Zorgplicht assurantietussenpersoon
Het uitgangspunt is dat de assurantietussenpersoon tegenover zijn opdrachtgever de zorg dient te betrachten die van een redelijk bekwaam en redelijk handelend beroepsgenoot mag worden verwacht (HR 10 januari 2003, NJ 2003/375). Over de reikwijdte van die zorgplicht is onder meer in een arrest van het Hof Den Haag (d.d. 7 oktober 2014, kort gezegd bepaald dat van de assurantietussenpersoon mag worden verwacht dat hij zijn opdrachtgever expliciet wijst op een belangrijke polisvoorwaarde en de gevolgen van niet-naleving hiervan (in die zaak ging het om dekkingsuitsluiting van diefstal nu de auto niet voorzien was van een goedgekeurd anti-diefstalsysteem). Volgens het Hof is de assurantietussenpersoon dus méér dan een “doorgeefluik”.

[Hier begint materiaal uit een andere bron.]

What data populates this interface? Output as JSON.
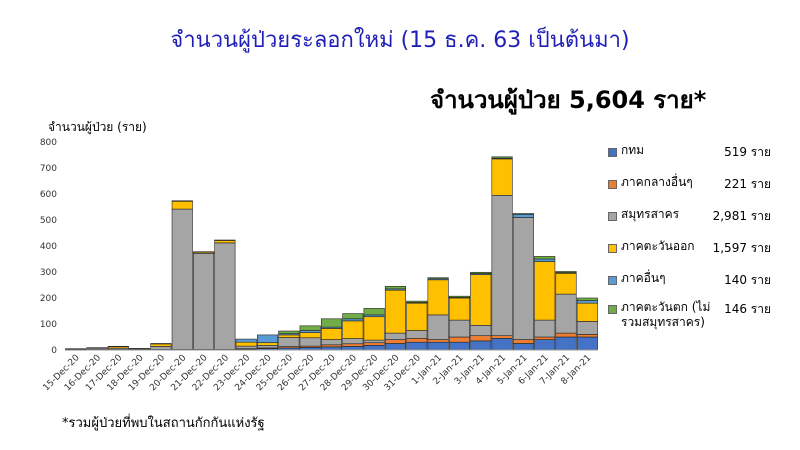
{
  "title": "จำนวนผู้ป่วยระลอกใหม่ (15 ธ.ค. 63 เป็นต้นมา)",
  "headline": "จำนวนผู้ป่วย 5,604 ราย*",
  "footnote": "*รวมผู้ป่วยที่พบในสถานกักกันแห่งรัฐ",
  "chart_data": {
    "type": "bar",
    "stacked": true,
    "ylabel": "จำนวนผู้ป่วย (ราย)",
    "ylim": [
      0,
      800
    ],
    "yticks": [
      0,
      100,
      200,
      300,
      400,
      500,
      600,
      700,
      800
    ],
    "categories": [
      "15-Dec-20",
      "16-Dec-20",
      "17-Dec-20",
      "18-Dec-20",
      "19-Dec-20",
      "20-Dec-20",
      "21-Dec-20",
      "22-Dec-20",
      "23-Dec-20",
      "24-Dec-20",
      "25-Dec-20",
      "26-Dec-20",
      "27-Dec-20",
      "28-Dec-20",
      "29-Dec-20",
      "30-Dec-20",
      "31-Dec-20",
      "1-Jan-21",
      "2-Jan-21",
      "3-Jan-21",
      "4-Jan-21",
      "5-Jan-21",
      "6-Jan-21",
      "7-Jan-21",
      "8-Jan-21"
    ],
    "series": [
      {
        "name": "กทม",
        "color": "#4472c4",
        "total_label": "519 ราย",
        "values": [
          1,
          2,
          2,
          2,
          2,
          2,
          2,
          2,
          3,
          5,
          8,
          10,
          12,
          14,
          18,
          25,
          30,
          30,
          30,
          35,
          45,
          25,
          40,
          50,
          50
        ]
      },
      {
        "name": "ภาคกลางอื่นๆ",
        "color": "#ed7d31",
        "total_label": "221 ราย",
        "values": [
          0,
          0,
          0,
          0,
          0,
          0,
          0,
          0,
          2,
          3,
          5,
          5,
          8,
          10,
          10,
          15,
          15,
          10,
          20,
          20,
          10,
          15,
          10,
          15,
          10
        ]
      },
      {
        "name": "สมุทรสาคร",
        "color": "#a5a5a5",
        "total_label": "2,981 ราย",
        "values": [
          3,
          5,
          5,
          3,
          12,
          540,
          370,
          410,
          10,
          10,
          35,
          32,
          20,
          20,
          10,
          25,
          30,
          95,
          65,
          40,
          540,
          470,
          65,
          150,
          50
        ]
      },
      {
        "name": "ภาคตะวันออก",
        "color": "#ffc000",
        "total_label": "1,597 ราย",
        "values": [
          0,
          0,
          6,
          0,
          10,
          30,
          5,
          10,
          15,
          10,
          10,
          20,
          43,
          68,
          90,
          165,
          105,
          135,
          85,
          195,
          140,
          0,
          225,
          80,
          70
        ]
      },
      {
        "name": "ภาคอื่นๆ",
        "color": "#5b9bd5",
        "total_label": "140 ราย",
        "values": [
          1,
          2,
          1,
          1,
          1,
          2,
          1,
          1,
          12,
          30,
          5,
          8,
          5,
          8,
          7,
          5,
          3,
          4,
          2,
          4,
          3,
          12,
          10,
          3,
          10
        ]
      },
      {
        "name": "ภาคตะวันตก (ไม่รวมสมุทรสาคร)",
        "color": "#70ad47",
        "total_label": "146 ราย",
        "values": [
          0,
          0,
          0,
          0,
          0,
          0,
          0,
          0,
          0,
          0,
          10,
          18,
          32,
          20,
          25,
          10,
          5,
          4,
          5,
          5,
          5,
          3,
          10,
          4,
          10
        ]
      }
    ],
    "legend_position": "right",
    "grid": false
  }
}
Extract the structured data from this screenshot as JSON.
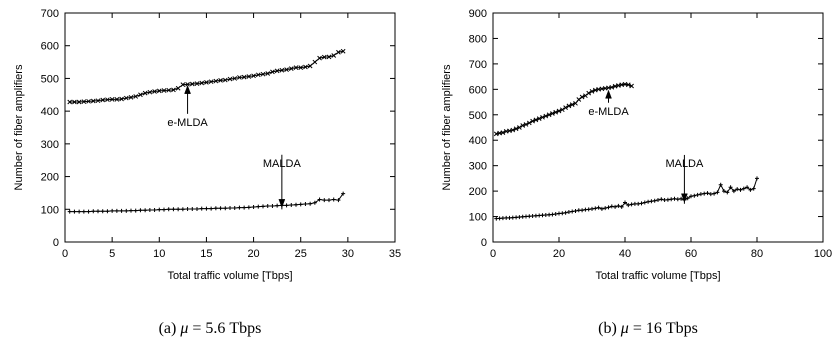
{
  "chart_data": [
    {
      "type": "line",
      "caption_prefix": "(a) ",
      "caption_mu": "μ",
      "caption_suffix": " = 5.6 Tbps",
      "xlabel": "Total traffic volume [Tbps]",
      "ylabel": "Number of fiber amplifiers",
      "xlim": [
        0,
        35
      ],
      "ylim": [
        0,
        700
      ],
      "xticks": [
        0,
        5,
        10,
        15,
        20,
        25,
        30,
        35
      ],
      "yticks": [
        0,
        100,
        200,
        300,
        400,
        500,
        600,
        700
      ],
      "grid": false,
      "series": [
        {
          "marker": "x",
          "color": "#000000",
          "x": [
            0.5,
            1.0,
            1.5,
            2.0,
            2.5,
            3.0,
            3.5,
            4.0,
            4.5,
            5.0,
            5.5,
            6.0,
            6.5,
            7.0,
            7.5,
            8.0,
            8.5,
            9.0,
            9.5,
            10.0,
            10.5,
            11.0,
            11.5,
            12.0,
            12.5,
            13.0,
            13.5,
            14.0,
            14.5,
            15.0,
            15.5,
            16.0,
            16.5,
            17.0,
            17.5,
            18.0,
            18.5,
            19.0,
            19.5,
            20.0,
            20.5,
            21.0,
            21.5,
            22.0,
            22.5,
            23.0,
            23.5,
            24.0,
            24.5,
            25.0,
            25.5,
            26.0,
            26.5,
            27.0,
            27.5,
            28.0,
            28.5,
            29.0,
            29.5
          ],
          "y": [
            428,
            428,
            428,
            429,
            430,
            431,
            432,
            434,
            435,
            436,
            436,
            437,
            440,
            442,
            445,
            450,
            455,
            458,
            460,
            462,
            463,
            464,
            465,
            470,
            481,
            482,
            483,
            484,
            486,
            488,
            490,
            492,
            494,
            495,
            498,
            500,
            503,
            504,
            506,
            508,
            511,
            513,
            515,
            520,
            523,
            525,
            527,
            530,
            533,
            533,
            535,
            538,
            550,
            562,
            565,
            566,
            570,
            580,
            583
          ]
        },
        {
          "marker": "+",
          "color": "#000000",
          "x": [
            0.5,
            1.0,
            1.5,
            2.0,
            2.5,
            3.0,
            3.5,
            4.0,
            4.5,
            5.0,
            5.5,
            6.0,
            6.5,
            7.0,
            7.5,
            8.0,
            8.5,
            9.0,
            9.5,
            10.0,
            10.5,
            11.0,
            11.5,
            12.0,
            12.5,
            13.0,
            13.5,
            14.0,
            14.5,
            15.0,
            15.5,
            16.0,
            16.5,
            17.0,
            17.5,
            18.0,
            18.5,
            19.0,
            19.5,
            20.0,
            20.5,
            21.0,
            21.5,
            22.0,
            22.5,
            23.0,
            23.5,
            24.0,
            24.5,
            25.0,
            25.5,
            26.0,
            26.5,
            27.0,
            27.5,
            28.0,
            28.5,
            29.0,
            29.5
          ],
          "y": [
            93,
            93,
            93,
            93,
            93,
            94,
            94,
            94,
            94,
            95,
            95,
            95,
            95,
            96,
            96,
            97,
            97,
            98,
            98,
            99,
            99,
            100,
            100,
            100,
            100,
            101,
            101,
            101,
            102,
            102,
            102,
            103,
            103,
            103,
            104,
            104,
            105,
            105,
            106,
            107,
            108,
            109,
            110,
            110,
            111,
            112,
            112,
            113,
            114,
            115,
            116,
            117,
            120,
            130,
            128,
            128,
            130,
            128,
            148
          ]
        }
      ],
      "annotations": [
        {
          "text": "e-MLDA",
          "x": 13,
          "y": 484,
          "tx": 13,
          "ty": 355
        },
        {
          "text": "MALDA",
          "x": 23,
          "y": 112,
          "tx": 23,
          "ty": 230
        }
      ]
    },
    {
      "type": "line",
      "caption_prefix": "(b) ",
      "caption_mu": "μ",
      "caption_suffix": " = 16 Tbps",
      "xlabel": "Total traffic volume [Tbps]",
      "ylabel": "Number of fiber amplifiers",
      "xlim": [
        0,
        100
      ],
      "ylim": [
        0,
        900
      ],
      "xticks": [
        0,
        20,
        40,
        60,
        80,
        100
      ],
      "yticks": [
        0,
        100,
        200,
        300,
        400,
        500,
        600,
        700,
        800,
        900
      ],
      "grid": false,
      "series": [
        {
          "marker": "x",
          "color": "#000000",
          "x": [
            1,
            2,
            3,
            4,
            5,
            6,
            7,
            8,
            9,
            10,
            11,
            12,
            13,
            14,
            15,
            16,
            17,
            18,
            19,
            20,
            21,
            22,
            23,
            24,
            25,
            26,
            27,
            28,
            29,
            30,
            31,
            32,
            33,
            34,
            35,
            36,
            37,
            38,
            39,
            40,
            41,
            42
          ],
          "y": [
            425,
            428,
            430,
            435,
            437,
            440,
            445,
            450,
            458,
            462,
            468,
            475,
            480,
            485,
            490,
            495,
            500,
            505,
            510,
            515,
            520,
            528,
            535,
            540,
            545,
            560,
            570,
            575,
            585,
            592,
            597,
            600,
            602,
            604,
            606,
            608,
            612,
            615,
            618,
            620,
            618,
            613
          ]
        },
        {
          "marker": "+",
          "color": "#000000",
          "x": [
            1,
            2,
            3,
            4,
            5,
            6,
            7,
            8,
            9,
            10,
            11,
            12,
            13,
            14,
            15,
            16,
            17,
            18,
            19,
            20,
            21,
            22,
            23,
            24,
            25,
            26,
            27,
            28,
            29,
            30,
            31,
            32,
            33,
            34,
            35,
            36,
            37,
            38,
            39,
            40,
            41,
            42,
            43,
            44,
            45,
            46,
            47,
            48,
            49,
            50,
            51,
            52,
            53,
            54,
            55,
            56,
            57,
            58,
            59,
            60,
            61,
            62,
            63,
            64,
            65,
            66,
            67,
            68,
            69,
            70,
            71,
            72,
            73,
            74,
            75,
            76,
            77,
            78,
            79,
            80
          ],
          "y": [
            92,
            93,
            94,
            95,
            95,
            96,
            97,
            98,
            99,
            100,
            101,
            102,
            103,
            104,
            105,
            106,
            107,
            108,
            110,
            112,
            113,
            115,
            118,
            120,
            122,
            125,
            125,
            127,
            128,
            130,
            132,
            135,
            130,
            133,
            136,
            140,
            138,
            142,
            138,
            155,
            145,
            148,
            150,
            150,
            152,
            155,
            158,
            160,
            162,
            165,
            168,
            165,
            166,
            168,
            170,
            168,
            170,
            165,
            172,
            180,
            182,
            185,
            188,
            190,
            192,
            188,
            190,
            195,
            225,
            200,
            195,
            215,
            200,
            208,
            205,
            210,
            215,
            205,
            210,
            250
          ]
        }
      ],
      "annotations": [
        {
          "text": "e-MLDA",
          "x": 35,
          "y": 604,
          "tx": 35,
          "ty": 500
        },
        {
          "text": "MALDA",
          "x": 58,
          "y": 166,
          "tx": 58,
          "ty": 295
        }
      ]
    }
  ]
}
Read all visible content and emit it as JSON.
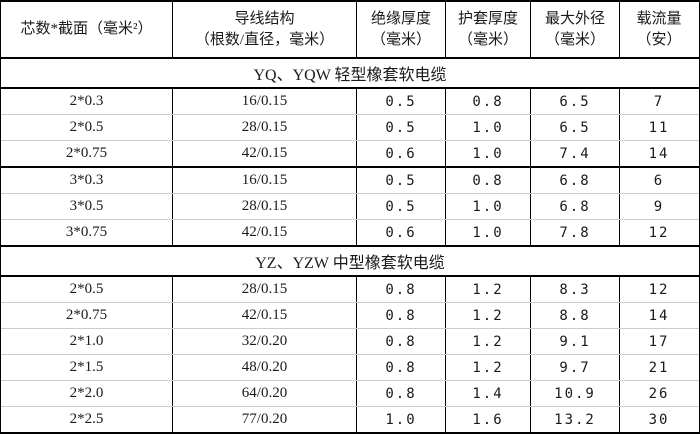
{
  "table": {
    "columns": [
      {
        "line1": "芯数*截面（毫米²）",
        "line2": ""
      },
      {
        "line1": "导线结构",
        "line2": "（根数/直径，毫米）"
      },
      {
        "line1": "绝缘厚度",
        "line2": "（毫米）"
      },
      {
        "line1": "护套厚度",
        "line2": "（毫米）"
      },
      {
        "line1": "最大外径",
        "line2": "（毫米）"
      },
      {
        "line1": "载流量",
        "line2": "（安）"
      }
    ],
    "sections": [
      {
        "title": "YQ、YQW 轻型橡套软电缆",
        "groups": [
          [
            [
              "2*0.3",
              "16/0.15",
              "0.5",
              "0.8",
              "6.5",
              "7"
            ],
            [
              "2*0.5",
              "28/0.15",
              "0.5",
              "1.0",
              "6.5",
              "11"
            ],
            [
              "2*0.75",
              "42/0.15",
              "0.6",
              "1.0",
              "7.4",
              "14"
            ]
          ],
          [
            [
              "3*0.3",
              "16/0.15",
              "0.5",
              "0.8",
              "6.8",
              "6"
            ],
            [
              "3*0.5",
              "28/0.15",
              "0.5",
              "1.0",
              "6.8",
              "9"
            ],
            [
              "3*0.75",
              "42/0.15",
              "0.6",
              "1.0",
              "7.8",
              "12"
            ]
          ]
        ]
      },
      {
        "title": "YZ、YZW 中型橡套软电缆",
        "groups": [
          [
            [
              "2*0.5",
              "28/0.15",
              "0.8",
              "1.2",
              "8.3",
              "12"
            ],
            [
              "2*0.75",
              "42/0.15",
              "0.8",
              "1.2",
              "8.8",
              "14"
            ],
            [
              "2*1.0",
              "32/0.20",
              "0.8",
              "1.2",
              "9.1",
              "17"
            ],
            [
              "2*1.5",
              "48/0.20",
              "0.8",
              "1.2",
              "9.7",
              "21"
            ],
            [
              "2*2.0",
              "64/0.20",
              "0.8",
              "1.4",
              "10.9",
              "26"
            ],
            [
              "2*2.5",
              "77/0.20",
              "1.0",
              "1.6",
              "13.2",
              "30"
            ]
          ]
        ]
      }
    ]
  },
  "colors": {
    "border": "#000000",
    "row_line": "#cccccc",
    "text": "#1a1a1a",
    "background": "#ffffff"
  }
}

Verzwijging verzekeringnemer voorkomen
Dat de assurantietussenpersoon meer is dan een doorgeefluik blijkt ook uit het onlangs door de Hoge Raad gewezen arrest van 26 februari 2016 In dit arrest bepaalt de Hoge Raad kort gezegd dat de zorgplicht van de assurantietussenpersoon met zich mee brengt dat hij aan de verzekeraar voldoende inlichtingen geeft om deze er vervolgens van de weerhouden een beroep te doen op artikel 7:928 BW (mededelingsplicht verzekeringnemer). Dit betekent dat op de assurantietussenpersoon een zorgplicht rust om verzwijging door verzekeringnemer te voorkomen.
Waar ging het in deze zaak om?
De verzekeringnemer was verzekerd bij RVS Schadeverzekering. RVS heeft naar aanleiding van een schadeclaim van de verzekeringnemer een onderzoek ingesteld en concludeerde dat de verzekeringnemer een onjuiste voorstelling van zaken had gegeven. RVS heeft de verzekeringsovereenkomst danook beëindigd. De verzekeringnemer heeft zich vervolgens gewend tot een assurantietussenpersoon en sloot via hem verzekeringen af bij Aegon. Bij het afsluiten van deze verzekeringen moest de verzekeringnemer een aanvraagformulier invullen. Dit aanvraagformulier bevat onder meer de vraag of er met betrekking tot het te verzekeren risico en de belanghebbende bij de verzekeringen feiten te melden zijn die voor het beoordelen van de aanvraag van belang zijn. Verzekeringnemer heeft hier niets ingevuld.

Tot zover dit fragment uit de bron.